Tuesday

what does "free" mean anyway?

Both Andra and Mia made some really interesting points about the post-indepedence eras in the countries they're been blogging about, and how long it took for them to be considered really "free," or even if they are now.

Andra asked:
Laura and Mia: Do you think that your respective countries have gained full and complete independence? Does Ireland still depend on England? Would they be able to do anything if England decided they wanted to occupy Ireland again? Laura, how long did it take for the Netherlands to get on their own two feet and get rid of all Spanish influence? How did they do so? I see more hope for both of your regions, but Latvia is in a very scary position and might be for some time.

I can't answer all of that in one post, but let me try to say something that vaguely relates, at least. Skipping ahead a couple hundred years, I'll tell a little story. In December 1794, the revolutionary French armies crossed the frozen rivers of Brabant to attack the Dutch Republic. During the first days of January, 1795, they crossed the Maas and the Waal and entered Dutch territory. Wherever the French troops came, towns and villages fell into their hands. On January 16th, the strong town of Utrecht opened its gates to the invaders. On the evening of the next day, the States General, assembled in the Hague, decided that under the circumstances further opposition was impracticable and that surrender was the only possibility. At midnight of the next day, the 18th of January, William V, the last hereditary Stadholder of the Republic of the United Netherlands, left the country and fled to England. And after only a few weeks, the Republic had ceased to exist, having been replaced by the "Batavian Republic," a political dependency of victorious France. So all of the hard work that had taken centuries to build, the revolt against the Spanish rule and finally the independence of the Dutch Republic was for nothing?
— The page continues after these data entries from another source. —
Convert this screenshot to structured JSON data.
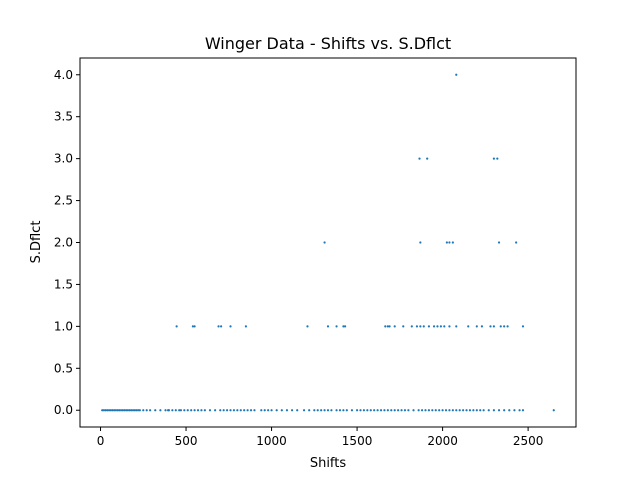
{
  "chart_data": {
    "type": "scatter",
    "title": "Winger Data - Shifts vs. S.Dflct",
    "xlabel": "Shifts",
    "ylabel": "S.Dflct",
    "xlim": [
      -120,
      2780
    ],
    "ylim": [
      -0.2,
      4.2
    ],
    "xticks": [
      0,
      500,
      1000,
      1500,
      2000,
      2500
    ],
    "yticks": [
      0.0,
      0.5,
      1.0,
      1.5,
      2.0,
      2.5,
      3.0,
      3.5,
      4.0
    ],
    "xtick_labels": [
      "0",
      "500",
      "1000",
      "1500",
      "2000",
      "2500"
    ],
    "ytick_labels": [
      "0.0",
      "0.5",
      "1.0",
      "1.5",
      "2.0",
      "2.5",
      "3.0",
      "3.5",
      "4.0"
    ],
    "grid": false,
    "marker_color": "#1f77b4",
    "series": [
      {
        "x": [
          10,
          20,
          30,
          40,
          50,
          60,
          70,
          80,
          90,
          100,
          110,
          120,
          130,
          140,
          150,
          160,
          170,
          180,
          190,
          200,
          210,
          220,
          230,
          250,
          270,
          290,
          320,
          350,
          380,
          400,
          420,
          440,
          460,
          470,
          490,
          510,
          530,
          550,
          570,
          590,
          610,
          640,
          670,
          700,
          720,
          740,
          760,
          780,
          800,
          820,
          840,
          860,
          880,
          900,
          940,
          960,
          980,
          1000,
          1030,
          1060,
          1090,
          1120,
          1150,
          1190,
          1220,
          1250,
          1270,
          1290,
          1310,
          1330,
          1350,
          1380,
          1400,
          1420,
          1440,
          1470,
          1500,
          1520,
          1540,
          1560,
          1580,
          1600,
          1620,
          1640,
          1660,
          1680,
          1700,
          1720,
          1740,
          1760,
          1780,
          1800,
          1830,
          1860,
          1880,
          1900,
          1920,
          1940,
          1960,
          1980,
          2000,
          2020,
          2040,
          2060,
          2080,
          2100,
          2120,
          2140,
          2160,
          2180,
          2200,
          2220,
          2240,
          2270,
          2300,
          2330,
          2360,
          2390,
          2420,
          2450,
          2470,
          2650,
          395,
          445,
          540,
          550,
          690,
          705,
          760,
          850,
          1210,
          1330,
          1380,
          1420,
          1430,
          1665,
          1680,
          1690,
          1720,
          1770,
          1820,
          1850,
          1870,
          1890,
          1920,
          1950,
          1970,
          1990,
          2010,
          2040,
          2080,
          2150,
          2200,
          2230,
          2280,
          2300,
          2340,
          2360,
          2380,
          2470,
          1310,
          1870,
          2025,
          2040,
          2060,
          2330,
          2430,
          1865,
          1910,
          2300,
          2320,
          2080
        ],
        "y": [
          0,
          0,
          0,
          0,
          0,
          0,
          0,
          0,
          0,
          0,
          0,
          0,
          0,
          0,
          0,
          0,
          0,
          0,
          0,
          0,
          0,
          0,
          0,
          0,
          0,
          0,
          0,
          0,
          0,
          0,
          0,
          0,
          0,
          0,
          0,
          0,
          0,
          0,
          0,
          0,
          0,
          0,
          0,
          0,
          0,
          0,
          0,
          0,
          0,
          0,
          0,
          0,
          0,
          0,
          0,
          0,
          0,
          0,
          0,
          0,
          0,
          0,
          0,
          0,
          0,
          0,
          0,
          0,
          0,
          0,
          0,
          0,
          0,
          0,
          0,
          0,
          0,
          0,
          0,
          0,
          0,
          0,
          0,
          0,
          0,
          0,
          0,
          0,
          0,
          0,
          0,
          0,
          0,
          0,
          0,
          0,
          0,
          0,
          0,
          0,
          0,
          0,
          0,
          0,
          0,
          0,
          0,
          0,
          0,
          0,
          0,
          0,
          0,
          0,
          0,
          0,
          0,
          0,
          0,
          0,
          0,
          0,
          0,
          1,
          1,
          1,
          1,
          1,
          1,
          1,
          1,
          1,
          1,
          1,
          1,
          1,
          1,
          1,
          1,
          1,
          1,
          1,
          1,
          1,
          1,
          1,
          1,
          1,
          1,
          1,
          1,
          1,
          1,
          1,
          1,
          1,
          1,
          1,
          1,
          1,
          2,
          2,
          2,
          2,
          2,
          2,
          2,
          3,
          3,
          3,
          3,
          4
        ]
      }
    ]
  }
}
As van Loon says, "if there was occasion for surprise, it was the fact that the Republic had managed to exist as long as it had." And this is where the free/not free debate comes in, where I wonder about the effects of the long and difficult battle for independence on the fledgling nation. Although "for many years it had been on the road towards political and economical bankruptcy," even though it seemed time after time over the years that the Netherlands couldn't exist when not under the thumb of the Spanish or another colonizing European power, somehow it always managed to stay afloat as a country in its own right. That doesn't mean there weren't scars from the years of oppression, as Mia says ("Ireland governs itself, but will it ever be free of English influence?") and I think all of us have found in our research, and I want to go into that in greater depth. But, no matter how weak the Republic was at any point, even when "dependency upon France seemed to most citizens preferable to independence under the old national system of government," (The Fall of the Dutch Republic, 3), the very fact that it had spent centuries fighting for its independence seemed to draw the people together towards a common purpose, or at least from a common history. In that way, maybe complete independence and complete removal from past sufferings isn't the goal? This is just me being a midnight ponderer (actually, it's a bit later than midnight) like someone else we know likes to call herself, but I'm starting to think that maybe it's best that the Netherlands reflect upon their shared history and draw upon that as a source of strength, not as a handicap.